I’m slowly but surely working myself up to becoming a vintage haberdashery trader, and will be plying my wares at a new vintage and handmade fair in Bath next month. It’s Darling! will be held in the Guildhall (not far from the Abbey, just opposite Cafe Nero) on Saturday 17th July from 9am-5.30pm, so do come along and say “Hi!” if you can manage it. I’ll be there all day with loads of lovely old cotton reels, buttons and other sewing paraphernalia. Plus several vintage eiderdowns. Oh, and an old wooden sewing box. You get the idea.

Catherine Stokes, one of the organisers and she of Mrs Stokes’ China, interviewed me for the show’s website.  I’m quite chuffed with my new coinage, “button glutton”.  Are you one too?

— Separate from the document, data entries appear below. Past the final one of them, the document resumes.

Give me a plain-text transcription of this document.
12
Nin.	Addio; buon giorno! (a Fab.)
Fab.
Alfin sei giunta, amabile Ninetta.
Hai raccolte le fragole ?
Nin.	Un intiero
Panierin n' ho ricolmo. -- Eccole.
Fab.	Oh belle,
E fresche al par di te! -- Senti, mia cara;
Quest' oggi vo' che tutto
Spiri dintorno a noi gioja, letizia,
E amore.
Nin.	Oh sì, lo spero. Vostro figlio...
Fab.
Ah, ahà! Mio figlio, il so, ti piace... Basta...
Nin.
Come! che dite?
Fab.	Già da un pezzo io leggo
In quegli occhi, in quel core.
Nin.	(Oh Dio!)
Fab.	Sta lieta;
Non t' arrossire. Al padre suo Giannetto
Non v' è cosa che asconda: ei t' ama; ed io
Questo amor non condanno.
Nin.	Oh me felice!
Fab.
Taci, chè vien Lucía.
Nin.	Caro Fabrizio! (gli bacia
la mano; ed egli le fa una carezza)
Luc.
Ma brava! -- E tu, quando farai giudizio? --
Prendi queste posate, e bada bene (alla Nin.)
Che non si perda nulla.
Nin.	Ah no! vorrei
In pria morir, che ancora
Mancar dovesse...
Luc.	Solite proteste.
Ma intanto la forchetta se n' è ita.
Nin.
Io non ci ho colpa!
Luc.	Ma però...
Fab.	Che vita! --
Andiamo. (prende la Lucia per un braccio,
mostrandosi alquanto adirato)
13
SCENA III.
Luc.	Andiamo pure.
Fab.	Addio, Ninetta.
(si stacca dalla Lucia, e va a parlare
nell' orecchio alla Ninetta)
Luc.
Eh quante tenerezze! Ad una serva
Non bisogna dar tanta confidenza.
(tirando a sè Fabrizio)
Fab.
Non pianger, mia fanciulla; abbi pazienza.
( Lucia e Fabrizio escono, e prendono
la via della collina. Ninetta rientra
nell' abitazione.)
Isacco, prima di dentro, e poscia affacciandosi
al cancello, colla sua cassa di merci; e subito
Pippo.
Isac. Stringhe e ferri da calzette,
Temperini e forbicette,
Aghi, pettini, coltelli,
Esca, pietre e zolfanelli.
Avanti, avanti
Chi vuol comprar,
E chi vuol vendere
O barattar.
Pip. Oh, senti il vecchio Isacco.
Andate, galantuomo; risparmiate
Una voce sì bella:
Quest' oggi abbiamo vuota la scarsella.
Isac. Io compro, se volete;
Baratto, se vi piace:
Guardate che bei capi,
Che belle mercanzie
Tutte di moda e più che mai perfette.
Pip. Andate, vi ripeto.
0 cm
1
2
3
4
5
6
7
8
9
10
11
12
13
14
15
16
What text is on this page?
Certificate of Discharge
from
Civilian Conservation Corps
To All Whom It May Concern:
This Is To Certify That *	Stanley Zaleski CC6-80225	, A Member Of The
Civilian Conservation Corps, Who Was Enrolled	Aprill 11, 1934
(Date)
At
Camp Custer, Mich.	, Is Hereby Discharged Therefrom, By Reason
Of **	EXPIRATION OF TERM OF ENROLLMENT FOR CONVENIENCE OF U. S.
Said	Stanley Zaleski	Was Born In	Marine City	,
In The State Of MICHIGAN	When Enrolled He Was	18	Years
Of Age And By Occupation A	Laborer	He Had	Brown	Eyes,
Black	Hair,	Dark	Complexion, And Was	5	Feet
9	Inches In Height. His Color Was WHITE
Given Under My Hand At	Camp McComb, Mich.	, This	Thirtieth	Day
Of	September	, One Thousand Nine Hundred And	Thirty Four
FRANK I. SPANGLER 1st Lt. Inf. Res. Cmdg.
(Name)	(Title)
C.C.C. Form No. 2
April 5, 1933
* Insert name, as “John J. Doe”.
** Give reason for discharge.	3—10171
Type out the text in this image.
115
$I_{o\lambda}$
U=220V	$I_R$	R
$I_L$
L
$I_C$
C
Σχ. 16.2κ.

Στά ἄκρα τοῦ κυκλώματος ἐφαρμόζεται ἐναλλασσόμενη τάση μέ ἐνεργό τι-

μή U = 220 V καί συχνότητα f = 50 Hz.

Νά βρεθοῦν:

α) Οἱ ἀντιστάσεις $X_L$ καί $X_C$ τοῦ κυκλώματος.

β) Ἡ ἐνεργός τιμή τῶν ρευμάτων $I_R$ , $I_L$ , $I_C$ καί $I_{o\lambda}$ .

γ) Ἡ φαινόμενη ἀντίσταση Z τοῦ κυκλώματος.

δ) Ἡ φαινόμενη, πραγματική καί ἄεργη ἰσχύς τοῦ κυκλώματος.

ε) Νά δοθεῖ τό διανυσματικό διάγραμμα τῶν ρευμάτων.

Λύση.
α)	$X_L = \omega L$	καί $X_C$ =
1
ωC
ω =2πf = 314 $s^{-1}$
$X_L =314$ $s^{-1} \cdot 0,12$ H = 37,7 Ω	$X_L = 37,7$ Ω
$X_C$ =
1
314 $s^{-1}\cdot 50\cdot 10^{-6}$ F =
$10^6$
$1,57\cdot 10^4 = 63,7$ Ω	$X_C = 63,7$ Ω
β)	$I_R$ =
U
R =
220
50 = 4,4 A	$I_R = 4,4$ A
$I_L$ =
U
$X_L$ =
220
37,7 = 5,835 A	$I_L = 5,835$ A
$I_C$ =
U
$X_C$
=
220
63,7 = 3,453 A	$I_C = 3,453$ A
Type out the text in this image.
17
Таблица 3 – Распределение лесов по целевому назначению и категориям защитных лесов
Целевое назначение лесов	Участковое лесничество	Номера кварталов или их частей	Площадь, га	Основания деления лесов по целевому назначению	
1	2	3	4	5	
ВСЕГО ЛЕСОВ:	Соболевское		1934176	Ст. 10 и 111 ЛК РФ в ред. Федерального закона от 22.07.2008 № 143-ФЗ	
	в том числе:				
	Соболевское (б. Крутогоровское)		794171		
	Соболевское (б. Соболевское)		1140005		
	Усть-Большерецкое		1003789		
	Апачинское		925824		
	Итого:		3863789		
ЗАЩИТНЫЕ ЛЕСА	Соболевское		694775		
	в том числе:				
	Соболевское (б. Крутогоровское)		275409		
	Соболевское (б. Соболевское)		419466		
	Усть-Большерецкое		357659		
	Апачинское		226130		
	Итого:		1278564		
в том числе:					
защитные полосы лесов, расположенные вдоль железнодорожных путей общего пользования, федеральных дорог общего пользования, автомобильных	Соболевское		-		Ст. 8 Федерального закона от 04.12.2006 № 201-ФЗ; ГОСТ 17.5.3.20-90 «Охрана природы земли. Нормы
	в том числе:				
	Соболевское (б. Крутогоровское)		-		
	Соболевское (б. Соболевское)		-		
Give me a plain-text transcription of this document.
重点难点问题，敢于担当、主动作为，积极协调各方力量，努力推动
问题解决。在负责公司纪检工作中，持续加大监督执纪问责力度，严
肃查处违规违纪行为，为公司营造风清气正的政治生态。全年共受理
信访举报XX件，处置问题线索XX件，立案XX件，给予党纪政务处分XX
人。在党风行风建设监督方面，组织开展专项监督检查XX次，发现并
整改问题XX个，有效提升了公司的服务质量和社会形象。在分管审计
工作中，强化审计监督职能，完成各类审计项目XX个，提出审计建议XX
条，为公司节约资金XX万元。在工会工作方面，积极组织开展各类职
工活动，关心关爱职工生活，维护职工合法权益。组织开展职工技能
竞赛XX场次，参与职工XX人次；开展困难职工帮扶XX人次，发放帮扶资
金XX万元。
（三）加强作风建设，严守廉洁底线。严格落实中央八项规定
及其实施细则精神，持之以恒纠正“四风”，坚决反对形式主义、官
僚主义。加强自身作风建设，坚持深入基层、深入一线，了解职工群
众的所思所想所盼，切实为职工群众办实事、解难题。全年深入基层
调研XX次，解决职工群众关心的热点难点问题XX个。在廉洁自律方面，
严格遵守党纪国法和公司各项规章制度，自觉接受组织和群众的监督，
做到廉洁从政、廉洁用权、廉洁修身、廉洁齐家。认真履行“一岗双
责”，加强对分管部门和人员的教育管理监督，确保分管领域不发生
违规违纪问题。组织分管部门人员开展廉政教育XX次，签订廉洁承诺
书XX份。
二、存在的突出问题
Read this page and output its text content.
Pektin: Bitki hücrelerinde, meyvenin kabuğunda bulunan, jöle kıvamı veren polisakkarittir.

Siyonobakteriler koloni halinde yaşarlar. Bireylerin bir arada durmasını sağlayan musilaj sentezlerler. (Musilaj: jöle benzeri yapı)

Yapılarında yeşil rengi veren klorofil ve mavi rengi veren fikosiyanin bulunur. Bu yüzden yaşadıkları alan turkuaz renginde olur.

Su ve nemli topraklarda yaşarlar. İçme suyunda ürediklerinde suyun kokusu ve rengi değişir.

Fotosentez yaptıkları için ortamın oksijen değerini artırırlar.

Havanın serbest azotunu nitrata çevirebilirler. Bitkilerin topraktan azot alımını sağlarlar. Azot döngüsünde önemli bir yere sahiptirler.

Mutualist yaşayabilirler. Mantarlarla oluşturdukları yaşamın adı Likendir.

In this and last week’s fog of events, I forgot to post two Scraps of the Week, so here’s a picture taken to accompany the above interview. In it you get a whole yearful of scraps at one go! The picture is supposed to illustrate something in my life which answers the description “It’s Darling!”, so I chose my grandmother’s feedsack patchwork pieces, many dating from the 1930s. They mostly measure  just 4.5cms across.  She was a fairly utilitarian patchworker, not spending a whole lot of time arranging pattern placement, just putting pieces together more or less as they happened to fall. After all, she was a busy lady with five daughters to make clothes and keep house for, and there was a Depression on at the time. Though she finished a fair few quilts and quilt-tops, she never got round to these. They were all ready and waiting to be fed through the sewing machine for 9-patch blocks and are as fresh as the day they were cut. I’ll feature them individually at some point so that you can get a better look.